Monday, August 7, 2017

Three “DO NOT” in IT Innovation

Failure is part of innovation; however, it is always important to avoid unnecessary, frequent, or expensive failures.

In the rapidly evolving digital businesses and economic systems, the creation of new innovations is very complex but critical for firms' survival and thriving. Information is the lifeblood of the modern business and technology is the disruptive force behind the digital transformation. Contemporary IT organization should be run as the innovation engine of the company, it is the thorny journey because there are many roadblocks and hidden pitfalls on the way. Here are three “DO NOT” in IT innovation.


Do not manage innovation from IT lens only: Innovation is to transform novel ideas and achieve their business value.  IT innovation is business innovation, and IT transformation is a significant step in the business’s digital transformation. Therefore, IT leaders should look at innovation from the perspective of developing business-wide innovation capabilities, from the discovery of a problem or new idea, designing a prototype solution to the ultimate delivery of a commercially astute outcome. There are many areas within a company where the innovation process can be applied to create value, including both “hard” innovations such as products/services/processes/business model innovation and soft innovations such a communication/culture/management innovation. IT is in the unique position to oversee underlying structures and business functions, and it’s the glue to integrate all necessary components into differentiated business innovation capabilities. But overall speaking, innovation has a very low success rate. Aside from treating innovation initiatives like typical IT projects that are constrained by quick ROI, the emotional obstacles for innovation are significant in large, mainstream organizations. Hence, the best point of view is to see innovation as a system, capable of delivering organization-wide capability. Innovation is the sustainable and scalable way that can be learned and practiced. Because how an organization orchestrates to generate ideas, manages the activities, measures the results, etc, is determined by how that organization has decided to craft the innovation effort.


Do not ignore silo mentality: In today's volatile economy with exponential growth of information, nothing impedes innovation and progress more than protective silos which are simply a form of the bureaucratic structure designed to preserve the status quo. Silo mentality will cause IT management failing to engage users in IT innovation and digital transformation. Dated or silos of technical knowledge or lack of resilience or reuse in the design of things will add more burdens on keeping IT in the maintenance mode, without unleashing its innovation potential. So often the innovation management fails to meet the customer’s expectation. Fundamentally, engaging and empowering your end user is vital in innovation management. Particularly as business has become more tech-savvy, and as such, aware of their power to demand what they want, when and how they want it. To break down the silo mentality, top leaders who are someone above the silo are supposed to connect all the individual puzzle pieces together. Because people who can perceive the bigger picture, abstract the insight from the overloading information, and are not living the day-to-day activities, are needed to clear blind spots, integrate a multitude of viewpoints, and inspire the culture of innovation. Great organizations are supposed to maximize the individual and the group. To overcome innovation fatigue caused by decision silos, the best practice is to leverage social collaboration platforms and effective digital tools to harness cross-functional communication and harness customer-centric innovation.
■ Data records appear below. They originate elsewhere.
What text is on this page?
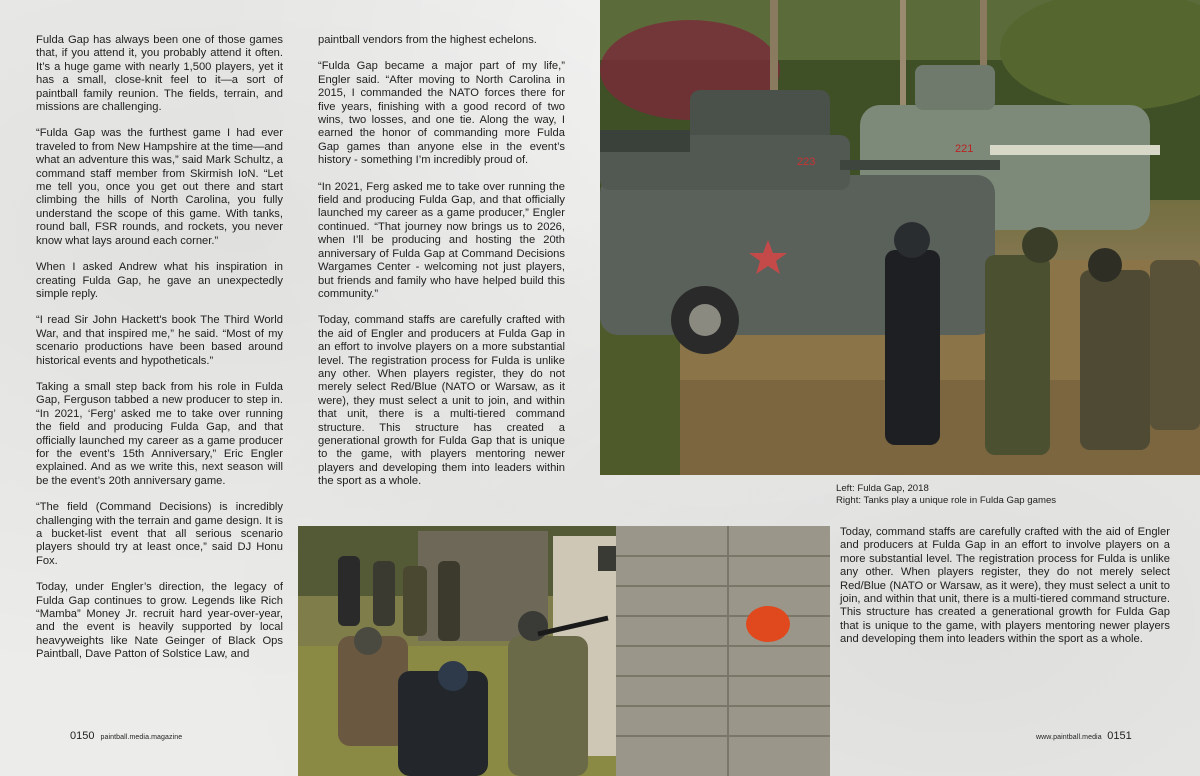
Fulda Gap has always been one of those games that, if you attend it, you probably attend it often. It’s a huge game with nearly 1,500 players, yet it has a small, close-knit feel to it—a sort of paintball family reunion. The fields, terrain, and missions are challenging.

“Fulda Gap was the furthest game I had ever traveled to from New Hampshire at the time—and what an adventure this was,” said Mark Schultz, a command staff member from Skirmish IoN. “Let me tell you, once you get out there and start climbing the hills of North Carolina, you fully understand the scope of this game. With tanks, round ball, FSR rounds, and rockets, you never know what lays around each corner.”

When I asked Andrew what his inspiration in creating Fulda Gap, he gave an unexpectedly simple reply.

“I read Sir John Hackett's book The Third World War, and that inspired me,” he said. “Most of my scenario productions have been based around historical events and hypotheticals.”

Taking a small step back from his role in Fulda Gap, Ferguson tabbed a new producer to step in. “In 2021, ‘Ferg’ asked me to take over running the field and producing Fulda Gap, and that officially launched my career as a game producer for the event’s 15th Anniversary,” Eric Engler explained. And as we write this, next season will be the event’s 20th anniversary game.

“The field (Command Decisions) is incredibly challenging with the terrain and game design. It is a bucket-list event that all serious scenario players should try at least once,” said DJ Honu Fox.

Today, under Engler’s direction, the legacy of Fulda Gap continues to grow. Legends like Rich “Mamba” Money Jr. recruit hard year-over-year, and the event is heavily supported by local heavyweights like Nate Geinger of Black Ops Paintball, Dave Patton of Solstice Law, and

paintball vendors from the highest echelons.

“Fulda Gap became a major part of my life,” Engler said. “After moving to North Carolina in 2015, I commanded the NATO forces there for five years, finishing with a good record of two wins, two losses, and one tie. Along the way, I earned the honor of commanding more Fulda Gap games than anyone else in the event’s history - something I’m incredibly proud of.

“In 2021, Ferg asked me to take over running the field and producing Fulda Gap, and that officially launched my career as a game producer,” Engler continued. “That journey now brings us to 2026, when I’ll be producing and hosting the 20th anniversary of Fulda Gap at Command Decisions Wargames Center - welcoming not just players, but friends and family who have helped build this community.”

Today, command staffs are carefully crafted with the aid of Engler and producers at Fulda Gap in an effort to involve players on a more substantial level. The registration process for Fulda is unlike any other. When players register, they do not merely select Red/Blue (NATO or Warsaw, as it were), they must select a unit to join, and within that unit, there is a multi-tiered command structure. This structure has created a generational growth for Fulda Gap that is unique to the game, with players mentoring newer players and developing them into leaders within the sport as a whole.

221
223
Left: Fulda Gap, 2018
Right: Tanks play a unique role in Fulda Gap games

Today, command staffs are carefully crafted with the aid of Engler and producers at Fulda Gap in an effort to involve players on a more substantial level. The registration process for Fulda is unlike any other. When players register, they do not merely select Red/Blue (NATO or Warsaw, as it were), they must select a unit to join, and within that unit, there is a multi-tiered command structure. This structure has created a generational growth for Fulda Gap that is unique to the game, with players mentoring newer players and developing them into leaders within the sport as a whole.

0150 paintball.media.magazine	www.paintball.media 0151
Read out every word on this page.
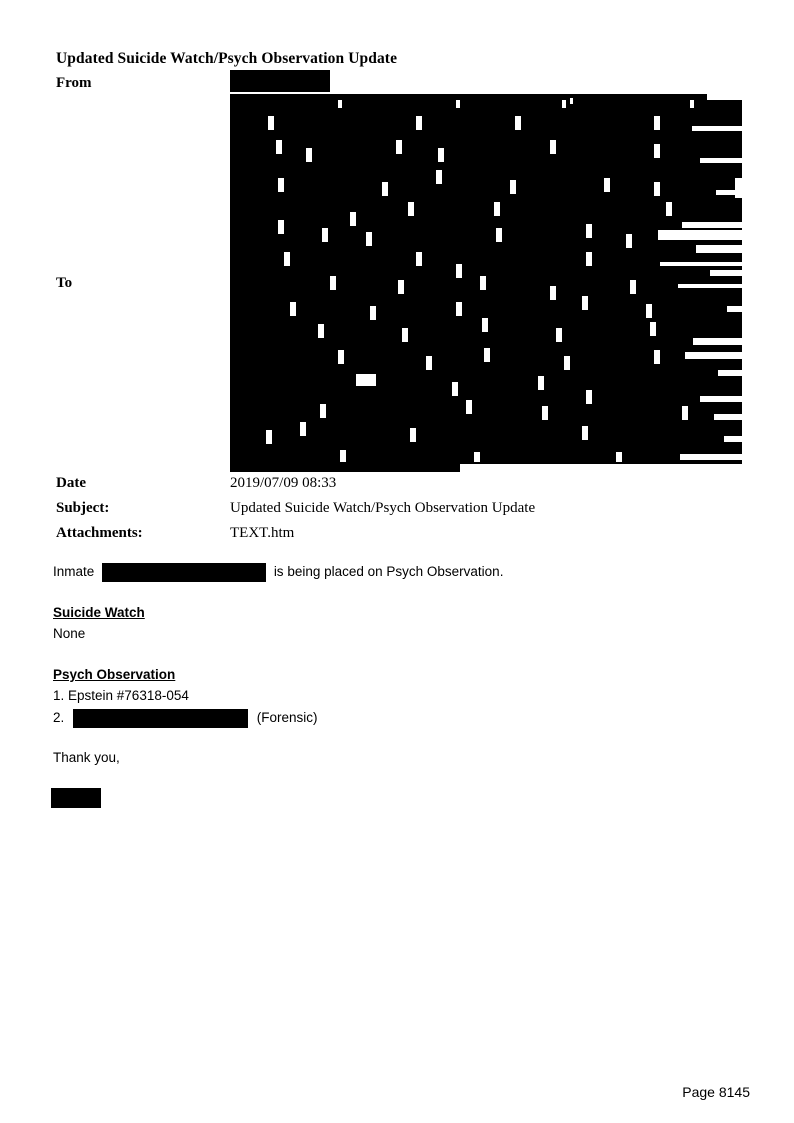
Updated Suicide Watch/Psych Observation Update
From
To
Date
Subject:
Attachments:
2019/07/09 08:33
Updated Suicide Watch/Psych Observation Update
TEXT.htm
Inmate	is being placed on Psych Observation.
Suicide Watch
None
Psych Observation
1. Epstein #76318-054
2.	(Forensic)
Thank you,
Page 8145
Do NOT focus on IT innovation in a low-risk territory and incremental enhancements only: Digital innovation has a very broad spectrum for accelerating rapid change via all dimensions. Thus, it is important to manage a balanced digital innovation portfolio, solely focus on quantifiable benefits or short-term result which stifles innovation. Many disruptive opportunities are brought to life with new thinking on how to monetize them. To disrupt you must hear the whispers of customers, contexts, inner worlds, outside worlds. It's about what's going in consumer's mind, that's the key. The breakthrough innovation is to explore “blue ocean,” bring some new attributes to the market and bring the high-value return, but it takes the bigger risk to invest and manage it successfully. You can create a roadmap for disruptive innovation because they are macro trends and patterns that give clues and there are unmet needs. Surely there are many barriers on the way, such as lack of buy-in and executive sponsorship, the innovation is not goal-congruent with corporate goals; lack of expertise to deliver, lack of  resources, early termination/budget cutting for initiatives, redesign of goals, lower prioritization for such “bold” initiatives; or assumptions are made that by simply undertaking the innovation, without setting the effective processes and the latest technologies.


Failure is part of innovation; it is very much an intrinsic part of innovating. However, it is always important to avoid unnecessary, frequent, or expensive failures. Like many other things in businesses, it is a balancing act to have enough failure and an environment that encourages learning from failure quickly and cheaply. Ultimately it is critical that innovation results in financial successes, otherwise a business will not remain competitive.